Most of us agree that basic healthcare, free at the point of use on and through our NHS, is absolutely right and is fundamental to what many of us feel and believe about Britain, but it cannot grow forever at the expense of services, education and infrastructure. At some point we will need to have a conversation—it will be a brave Government who have that conversation—that draws a line around a basic set of services and expectations that people can access for free, and we will need to have a proper conversation about how we do the rest, because it is not sustainable to keep chucking more money into a pot and to keep expecting hard-pressed NHS staff to offer and deliver more and more when we know they will never catch up with increasing public demands and expectations. Staffing and funding are at record highs, yet the gap grows and waiting times grow. At some stage, we will need to have a proper discussion about what the NHS is for and whether our expectations are realistic, because the NHS does many things that are perhaps not what it is for.
I know you are keen for us to wrap up quickly, Mr Deputy Speaker, so I will finish with a few points. I have touched on some big, long-term questions, but we could quite quickly change some smaller things that seem like simple common sense to most people. We still deliver paracetamol on prescription, but it costs 30p at Boots. It costs £35 to go through all the different appointments and all the different systems to get paracetamol on prescription from the NHS, at the cost of tens of millions of pounds a year. Why do we do that? Why do we add that burden to our health system?
The 111 service was set up as an advice service to help people to figure out where in the system they needed to go, but now it calls ambulances. A few weeks ago, an ambulance technician told me a story about ambulance staff being sent out on a category 2 “stroke-level emergency” because a 111 call handler had ticked the wrong box on the decision tree—the caller had actually rung to say they had been picking up ice and had cold fingers. And we wonder why there is not the capacity and the space in the system! We need to reform the 111 service so that it follows the same decision tree as the 999 service or directs people back into 999. We need to give ambulance staff the ability to say no to people who call every day
and to people who are not having emergency, critical conditions or problems and live near a hospital and are sat next to somebody who has a car and could drive them there. People have this impression that they can jump the queue. All those things would relieve pressure on A&E and on NHS staff, and they seem like simple and obvious things to do.

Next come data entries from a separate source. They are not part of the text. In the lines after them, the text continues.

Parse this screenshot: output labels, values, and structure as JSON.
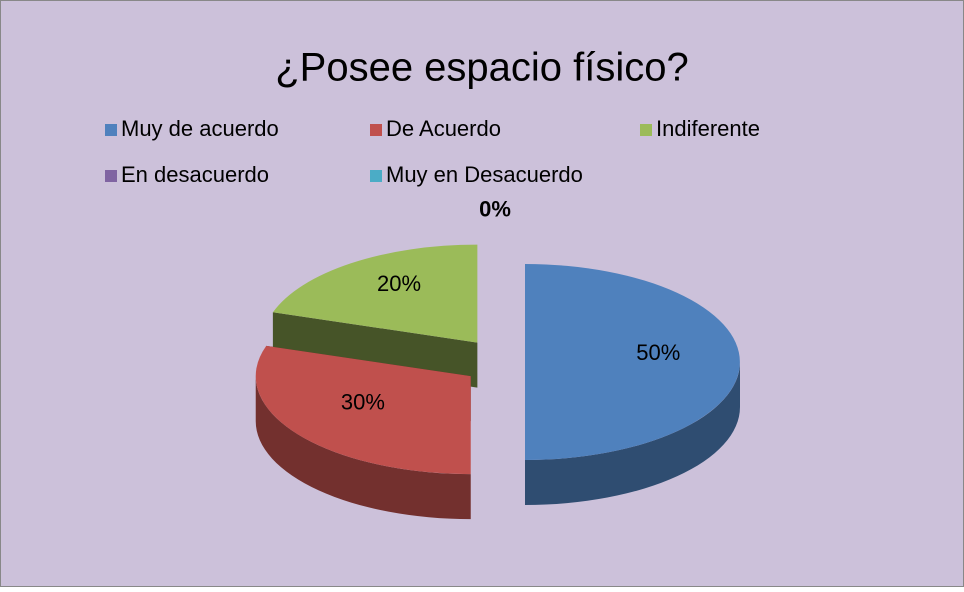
{
  "chart_data": {
    "type": "pie",
    "title": "¿Posee espacio físico?",
    "categories": [
      "Muy de acuerdo",
      "De Acuerdo",
      "Indiferente",
      "En desacuerdo",
      "Muy en Desacuerdo"
    ],
    "values": [
      50,
      30,
      20,
      0,
      0
    ],
    "value_labels": [
      "50%",
      "30%",
      "20%",
      "0%",
      null
    ],
    "colors": [
      "#4f81bd",
      "#c0504d",
      "#9bbb59",
      "#8064a2",
      "#4bacc6"
    ],
    "legend": "top"
  }
}
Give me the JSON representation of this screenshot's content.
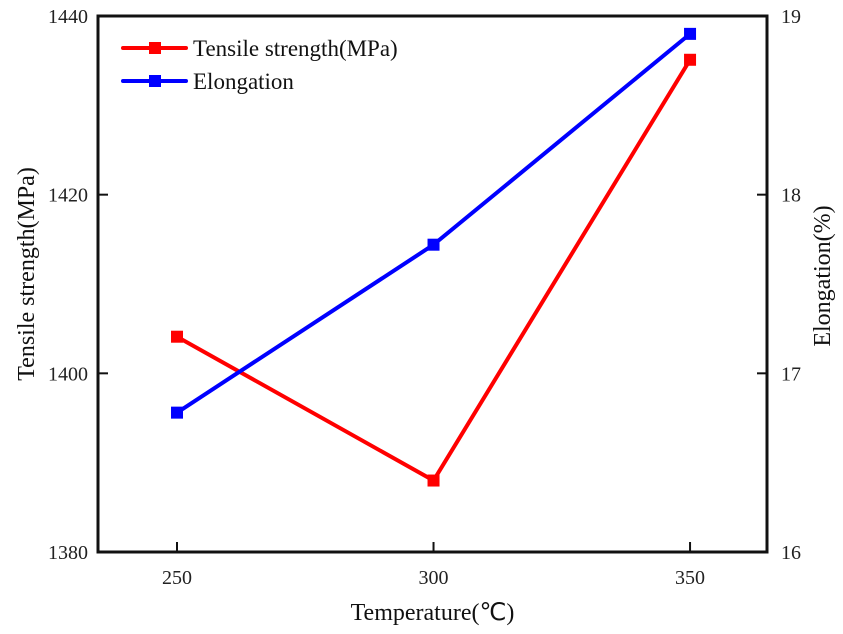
{
  "chart_data": {
    "type": "line",
    "title": "",
    "xlabel": "Temperature(℃)",
    "ylabel": "Tensile strength(MPa)",
    "y2label": "Elongation(%)",
    "x": [
      250,
      300,
      350
    ],
    "xlim": [
      234.6,
      365
    ],
    "xticks": [
      250,
      300,
      350
    ],
    "ylim": [
      1380,
      1440
    ],
    "yticks": [
      1380,
      1400,
      1420,
      1440
    ],
    "y2lim": [
      16,
      19
    ],
    "y2ticks": [
      16,
      17,
      18,
      19
    ],
    "grid": false,
    "legend_position": "top-left",
    "series": [
      {
        "name": "Tensile strength(MPa)",
        "axis": "left",
        "color": "#ff0000",
        "marker": "square",
        "values": [
          1404.1,
          1388.0,
          1435.1
        ]
      },
      {
        "name": "Elongation",
        "axis": "right",
        "color": "#0000ff",
        "marker": "square",
        "values": [
          16.78,
          17.72,
          18.9
        ]
      }
    ]
  }
}
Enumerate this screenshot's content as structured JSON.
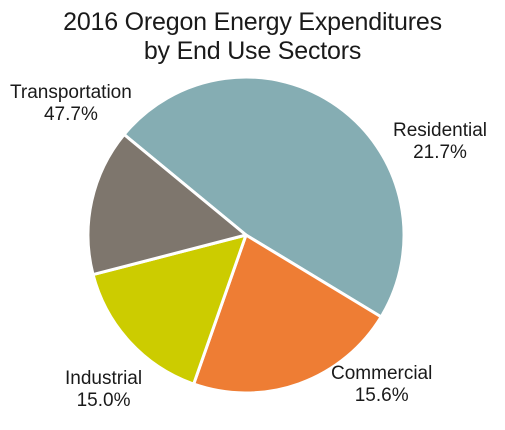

My final point is on the need to have an honest conversation. I agree that staffing and the need for more capacity and support to tackle waiting lists are huge priorities, and the Government are working on them, but we cannot continue to grow the health service forever. Everybody knows that—my constituents certainly do. This is a much more wide-ranging systems and process issue and a much more wide-ranging issue about our expectation of what a health service can realistically deliver. That is not something we are going to tackle today, but it is a conversation I have no doubt we will have to return to in the very near future.